Which is why, 10 years after their inglorious demise, Barlow, Owen, Orange and Donald are able to sell out a comeback tour in a matter of minutes, and it's why Howard (or is it Jason?) is in front of me tonight, smirking, "The last time we were here, all the girlies had fried eggs, but I see a lot of big boobies out there tonight."

But let's not rewrite history. Take That's records, give or take "Sure" and "Back For Good", were mostly rubbish - naff Hi-NRG or saccharine balladry - and most of their hits weren't penned by the much vaunted Barlow (who was hyped as some sort of new George Michael), but were covers of tunes by Manilow, Hartman, Gibb or King. That said, The Ultimate Tour is more fun than it has any right to be.

Barlow is still difficult to love: pudding-faced, serious-browed, Deirdre-surnamed, Astley-souled, the epitome of Hollyoaks Man. Donald and Orange, always the interchangeable tall blokes at the back, remain indistinguishable, but it's the puckish Mark Owen, in the absence of ssshhh, you know who, that gains the most screams.

At first, they keep their cards close to their chests, as grown-ups do. For the opening song, suited, booted and static, they could be one of those gransploitation pop-opera acts such as Il Divo or G4.

Of course, it was all a tease. No sooner does "Pray" kick in than they're pirouetting, sliding and flouncing through their hits like it's 1994 again. Watching a quartet of thirtysomething adults prancing about - and in Owen's case, breakdancing - is both hilariously camp and oddly joy-inspiring.

It's during the encore that 10,000 fires are re-lit (Beverly Knight, incidentally, does the Lulu bit).

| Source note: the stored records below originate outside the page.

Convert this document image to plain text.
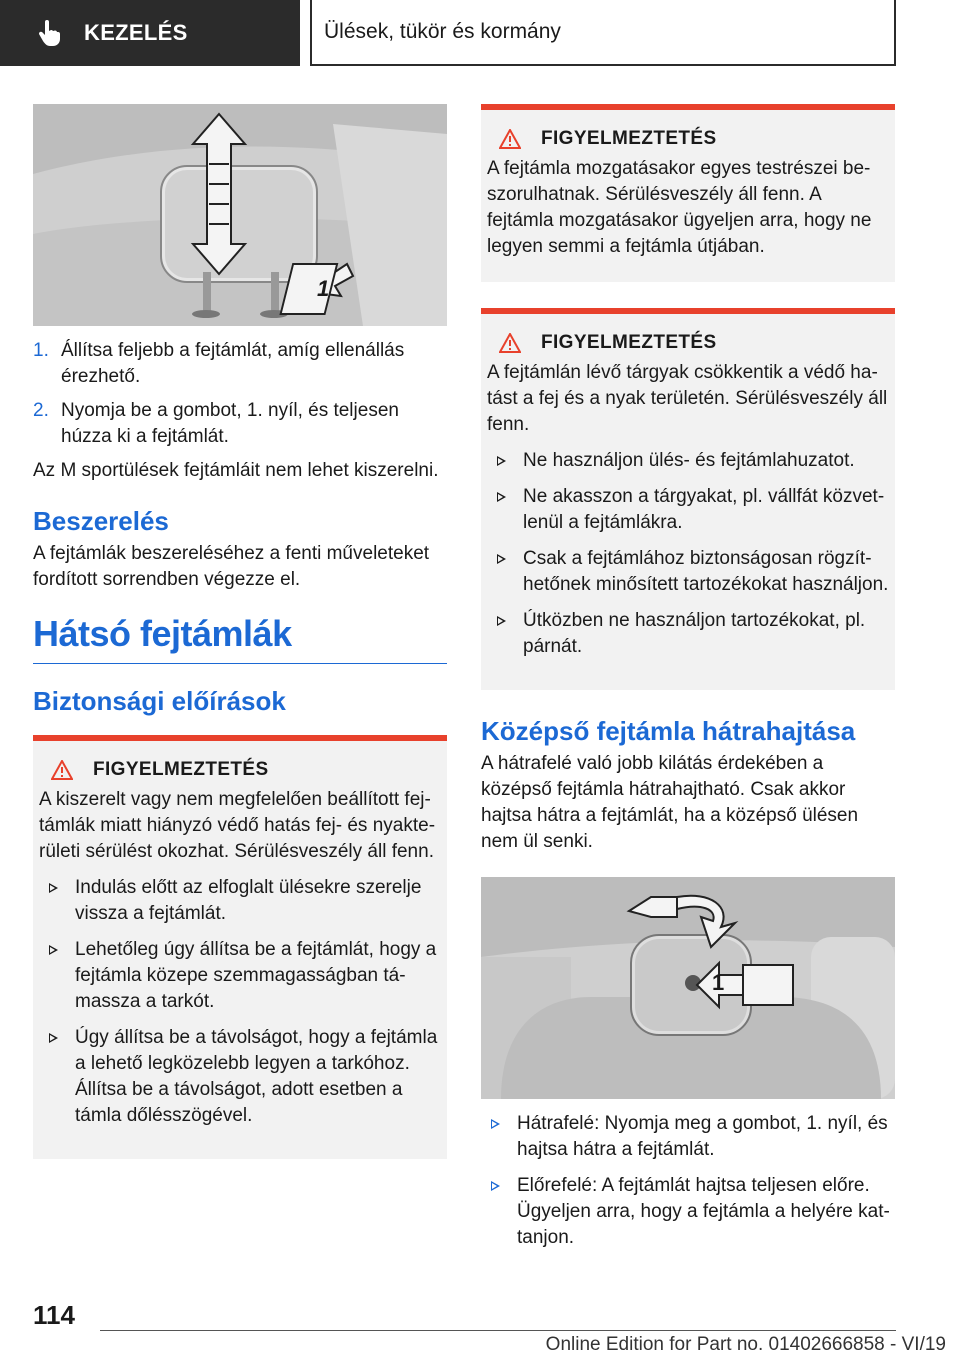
KEZELÉS	Ülések, tükör és kormány
1
1. Állítsa feljebb a fejtámlát, amíg ellenállás érezhető.
2. Nyomja be a gombot, 1. nyíl, és teljesen húzza ki a fejtámlát.

Az M sportülések fejtámláit nem lehet kiszerelni.

Beszerelés

A fejtámlák beszereléséhez a fenti műveleteket fordított sorrendben végezze el.

Hátsó fejtámlák
Biztonsági előírások
FIGYELMEZTETÉS

A kiszerelt vagy nem megfelelően beállított fejtámlák miatt hiányzó védő hatás fej- és nyakterületi sérülést okozhat. Sérülésveszély áll fenn.

Indulás előtt az elfoglalt ülésekre szerelje vissza a fejtámlát.
Lehetőleg úgy állítsa be a fejtámlát, hogy a fejtámla közepe szemmagasságban támassza a tarkót.
Úgy állítsa be a távolságot, hogy a fejtámla a lehető legközelebb legyen a tarkóhoz. Állítsa be a távolságot, adott esetben a támla dőlésszögével.
FIGYELMEZTETÉS

A fejtámla mozgatásakor egyes testrészei beszorulhatnak. Sérülésveszély áll fenn. A fejtámla mozgatásakor ügyeljen arra, hogy ne legyen semmi a fejtámla útjában.

FIGYELMEZTETÉS

A fejtámlán lévő tárgyak csökkentik a védő hatást a fej és a nyak területén. Sérülésveszély áll fenn.

Ne használjon ülés- és fejtámlahuzatot.
Ne akasszon a tárgyakat, pl. vállfát közvetlenül a fejtámlákra.
Csak a fejtámlához biztonságosan rögzíthetőnek minősített tartozékokat használjon.
Útközben ne használjon tartozékokat, pl. párnát.
Középső fejtámla hátrahajtása

A hátrafelé való jobb kilátás érdekében a középső fejtámla hátrahajtható. Csak akkor hajtsa hátra a fejtámlát, ha a középső ülésen nem ül senki.

1
Hátrafelé: Nyomja meg a gombot, 1. nyíl, és hajtsa hátra a fejtámlát.
Előrefelé: A fejtámlát hajtsa teljesen előre. Ügyeljen arra, hogy a fejtámla a helyére kattanjon.
114
Online Edition for Part no. 01402666858 - VI/19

They reappear with a clever Matrix parody, in which a mad scientist demonstrates how to manufacture a boy band. It's disarmingly candid, with mentions of ploys such as "maintain ambiguous sexuality" and is followed by an equally witty "FAQs" skit: "I bet you got loads of groupies... Do you ever talk to Robbie?"

Speaking of which, whatever did happen to the fifth feller? Oh, if only I could leave my review hanging on that line. But Take That can't let it lie, any more than I can. The stage falls dark, a 20ft hologram of Robbie Williams - specially recorded by the absent superstar - is conjured before our eyes, to sing the opening to "Could It Be Magic", and all of Sheffield chants "Robbie! Robbie!"

When he sleeps tonight, will Howard (or was it Jason?) be haunted by that sound? Or will he just be dreaming of boobs?